When Google bought Nest Labs, a company focused on creating “smart” thermostats and smoke alarms in homes, the media was abuzz about the increased focus on the Internet of Things, when devices are connected to the Internet and data is stored and accessible from the cloud.
This is no exception in the real estate industry with Samsung recently teaming up with Toronto condo developer, Canderel Residential, to incorporate features in their home, all by using a smartphone app. This will be one of the first smart home systems being implemented in Canada with the building set to open by 2017.
The goal is to give owners access to their door lock, temperature, surveillance, lighting, access to the building through the app, which is a part of a basic service. Homeowners can also choose to add on additional features, such as controlling their entertainment system, blinds, washer-dryer, stove, and other appliances.

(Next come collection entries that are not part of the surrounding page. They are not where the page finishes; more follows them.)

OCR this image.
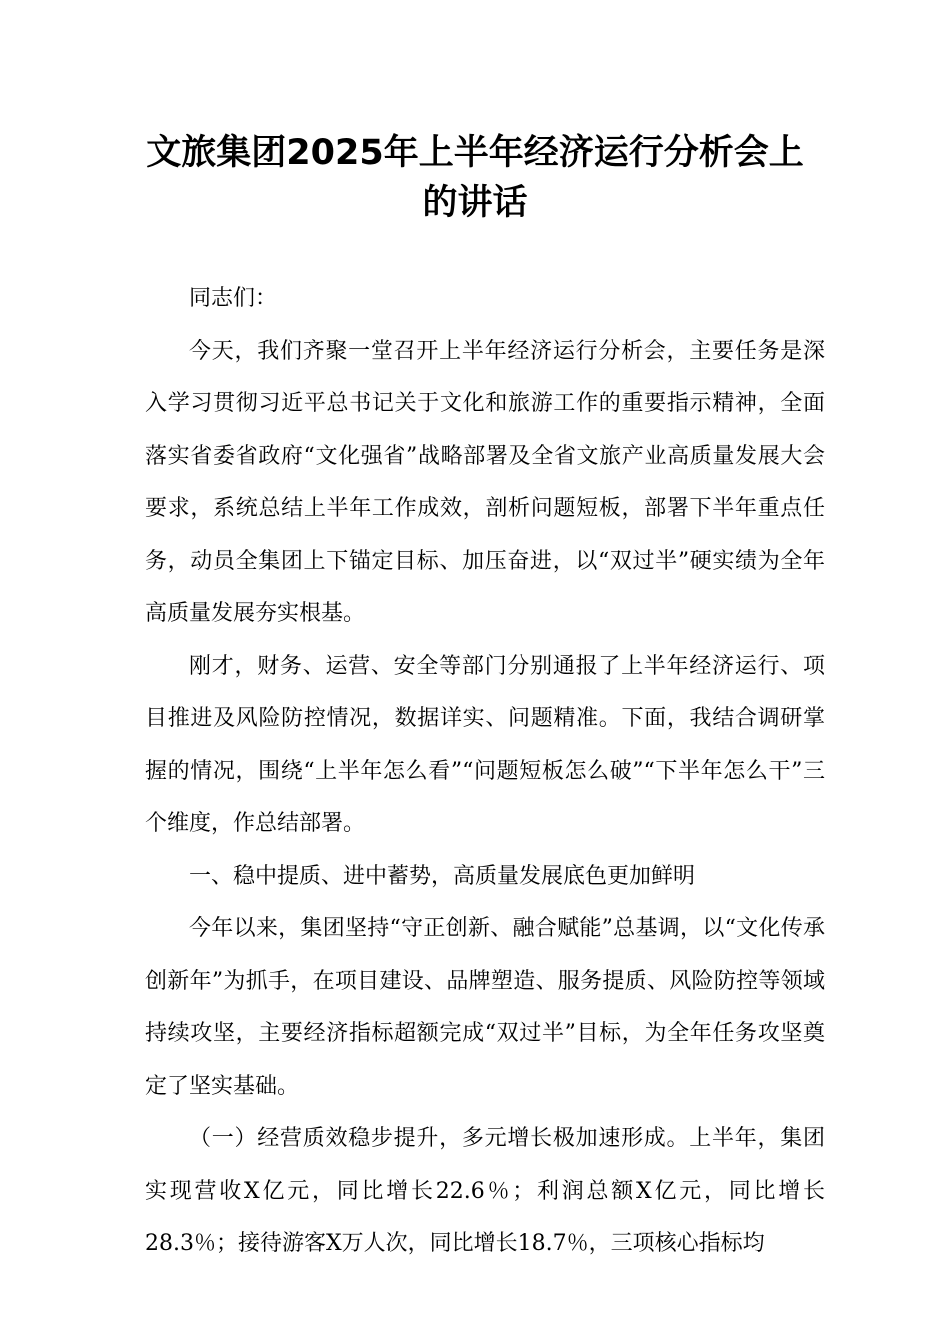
文旅集团2025年上半年经济运行分析会上
的讲话

同志们：

今天，我们齐聚一堂召开上半年经济运行分析会，主要任务是深入学习贯彻习近平总书记关于文化和旅游工作的重要指示精神，全面落实省委省政府“文化强省”战略部署及全省文旅产业高质量发展大会要求，系统总结上半年工作成效，剖析问题短板，部署下半年重点任务，动员全集团上下锚定目标、加压奋进，以“双过半”硬实绩为全年高质量发展夯实根基。

刚才，财务、运营、安全等部门分别通报了上半年经济运行、项目推进及风险防控情况，数据详实、问题精准。下面，我结合调研掌握的情况，围绕“上半年怎么看”“问题短板怎么破”“下半年怎么干”三个维度，作总结部署。

一、稳中提质、进中蓄势，高质量发展底色更加鲜明

今年以来，集团坚持“守正创新、融合赋能”总基调，以“文化传承创新年”为抓手，在项目建设、品牌塑造、服务提质、风险防控等领域持续攻坚，主要经济指标超额完成“双过半”目标，为全年任务攻坚奠定了坚实基础。

（一）经营质效稳步提升，多元增长极加速形成。上半年，集团实现营收X亿元，同比增长22.6％；利润总额X亿元，同比增长28.3％；接待游客X万人次，同比增长18.7％，三项核心指标均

The service will be available in 25 penthouses in its YC Condos and anyone else in the building looking to upgrade their unit with smart home services would pay between $5,000 to $6,000 extra, Canderel’s vice-president of sales told the Globe and Mail. But at the time, condo owners won’t receive a Samsung smartphone or table with their purchase, which is necessary to use the app.
Also, while smart home services sound like a great idea, one expert on CBC News raised the question about what happens if you lose your phone or if it’s hacked.

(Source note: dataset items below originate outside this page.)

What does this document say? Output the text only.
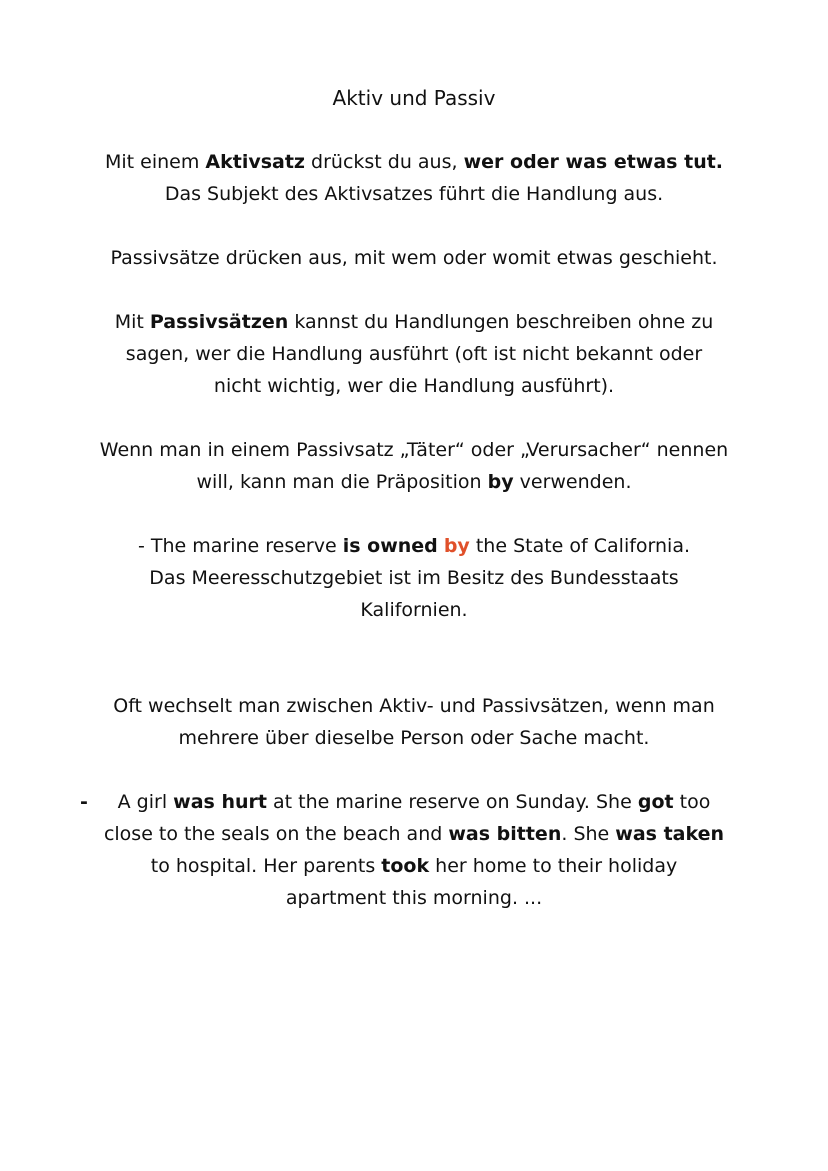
Aktiv und Passiv
Mit einem Aktivsatz drückst du aus, wer oder was etwas tut.
Das Subjekt des Aktivsatzes führt die Handlung aus.
Passivsätze drücken aus, mit wem oder womit etwas geschieht.
Mit Passivsätzen kannst du Handlungen beschreiben ohne zu
sagen, wer die Handlung ausführt (oft ist nicht bekannt oder
nicht wichtig, wer die Handlung ausführt).
Wenn man in einem Passivsatz „Täter“ oder „Verursacher“ nennen
will, kann man die Präposition by verwenden.
- The marine reserve is owned by the State of California.
Das Meeresschutzgebiet ist im Besitz des Bundesstaats
Kalifornien.
Oft wechselt man zwischen Aktiv- und Passivsätzen, wenn man
mehrere über dieselbe Person oder Sache macht.
-	A girl was hurt at the marine reserve on Sunday. She got too
close to the seals on the beach and was bitten. She was taken
to hospital. Her parents took her home to their holiday
apartment this morning. ...
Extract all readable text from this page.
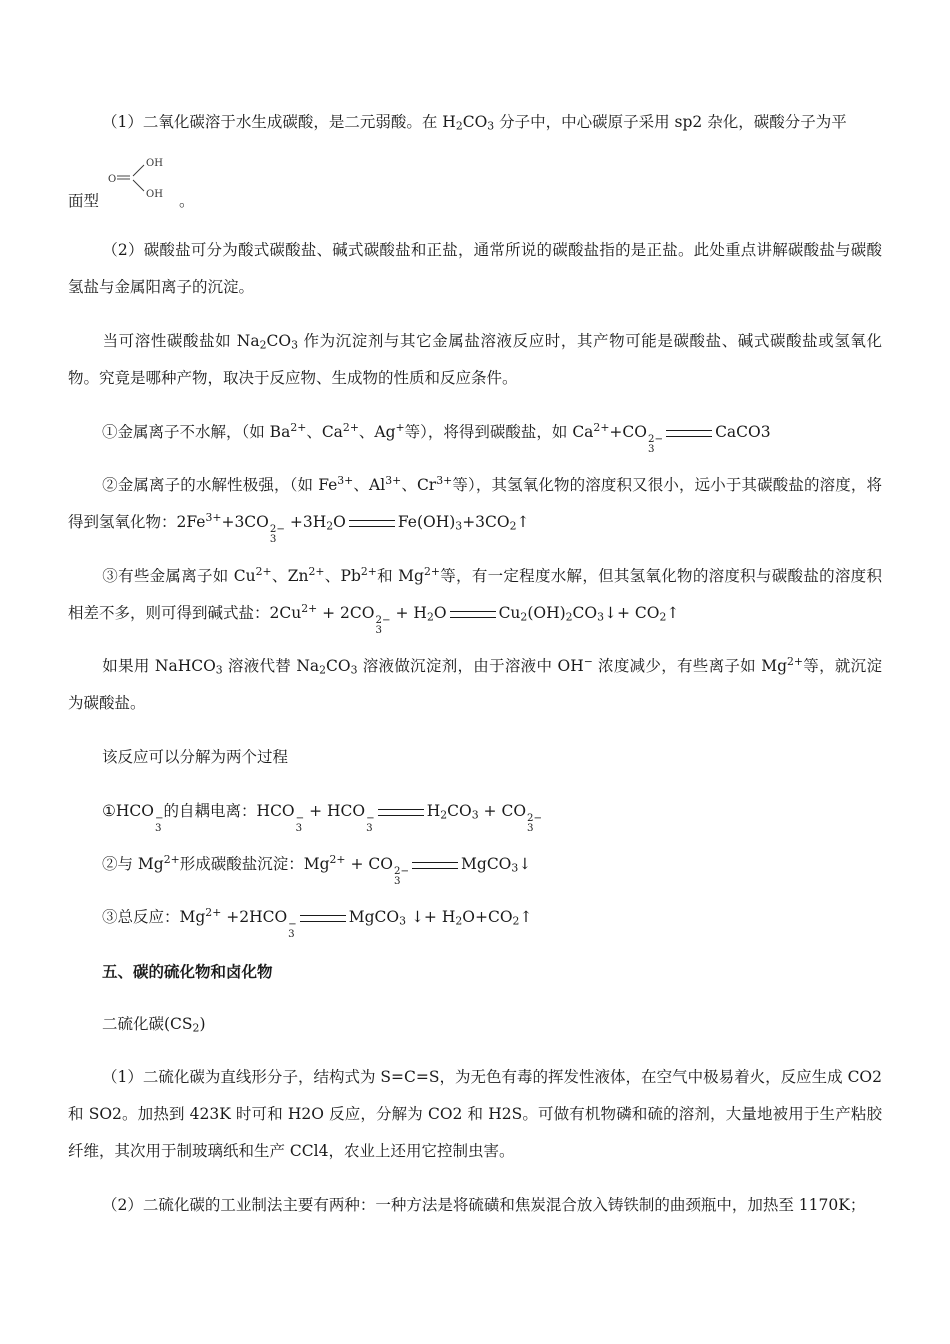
（1）二氧化碳溶于水生成碳酸，是二元弱酸。在 $H_2CO_3$ 分子中，中心碳原子采用 sp2 杂化，碳酸分子为平

O
OH
OH
面型	。

（2）碳酸盐可分为酸式碳酸盐、碱式碳酸盐和正盐，通常所说的碳酸盐指的是正盐。此处重点讲解碳酸盐与碳酸氢盐与金属阳离子的沉淀。

当可溶性碳酸盐如 $Na_2CO_3$ 作为沉淀剂与其它金属盐溶液反应时，其产物可能是碳酸盐、碱式碳酸盐或氢氧化物。究竟是哪种产物，取决于反应物、生成物的性质和反应条件。

①金属离子不水解，（如 $Ba^{2+}$、$Ca^{2+}$、Ag+等），将得到碳酸盐，如 $Ca^{2+}+CO$ 2−
3
CaCO3

②金属离子的水解性极强，（如 $Fe^{3+}$、$Al^{3+}$、$Cr^{3+}$等），其氢氧化物的溶度积又很小，远小于其碳酸盐的溶度，将得到氢氧化物：$2Fe^{3+}+3CO$ 2−
3
$+3H_2O$	$Fe(OH)_3+3CO_2↑$

③有些金属离子如 $Cu^{2+}$、$Zn^{2+}$、$Pb^{2+}$和 $Mg^{2+}$等，有一定程度水解，但其氢氧化物的溶度积与碳酸盐的溶度积相差不多，则可得到碱式盐：$2Cu^{2+} + 2CO$ 2−
3
+ $H_2O$	$Cu_2(OH)_2CO_3↓+$ $CO_2↑$

如果用 NaHCO$_3$ 溶液代替 $Na_2CO_3$ 溶液做沉淀剂，由于溶液中 OH− 浓度减少，有些离子如 $Mg^{2+}$等，就沉淀为碳酸盐。

该反应可以分解为两个过程
①HCO −
3
的自耦电离：HCO −
3
+ HCO −
3
$H_2CO_3$ + CO 2−
3
②与 $Mg^{2+}$形成碳酸盐沉淀：$Mg^{2+}$ + CO 2−
3
MgCO$_3$↓
③总反应：$Mg^{2+} +2HCO$ −
3
MgCO$_3$ ↓+ $H_2O+CO_2↑$
五、碳的硫化物和卤化物
二硫化碳$(CS_2)$

（1）二硫化碳为直线形分子，结构式为 S=C=S，为无色有毒的挥发性液体，在空气中极易着火，反应生成 CO2 和 SO2。加热到 423K 时可和 H2O 反应，分解为 CO2 和 H2S。可做有机物磷和硫的溶剂，大量地被用于生产粘胶纤维，其次用于制玻璃纸和生产 CCl4，农业上还用它控制虫害。

（2）二硫化碳的工业制法主要有两种：一种方法是将硫磺和焦炭混合放入铸铁制的曲颈瓶中，加热至 1170K；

The Korean technology company launched smart home systems in Korea and the United States, before offering the service in Canada.
Despite a smart home’s potential flaws, it’s expected that the smart home system industry will hit $71 billion by 2018, according to Juniper Research. In 2013, the market accounted for $33 billion.
Many companies are racing to release smart home products. Some of these products already out on the market include Honeywell’s Lyric thermostat with geofencing capabilities, which tracks where the home’s occupants are through smartphones and it knows when you’re within the perimeter. Quirky and General Electric’s wi-fi enabled Aros window air conditioner, which also boasts geofencing, for climate control. Sonos’ Wireless Hi-Fi entertainment system lets you stream music to any room in the house, which lets you also play the same music in every room at the same time or different music in each room.
Smart home features are coming, it’s only a matter of time.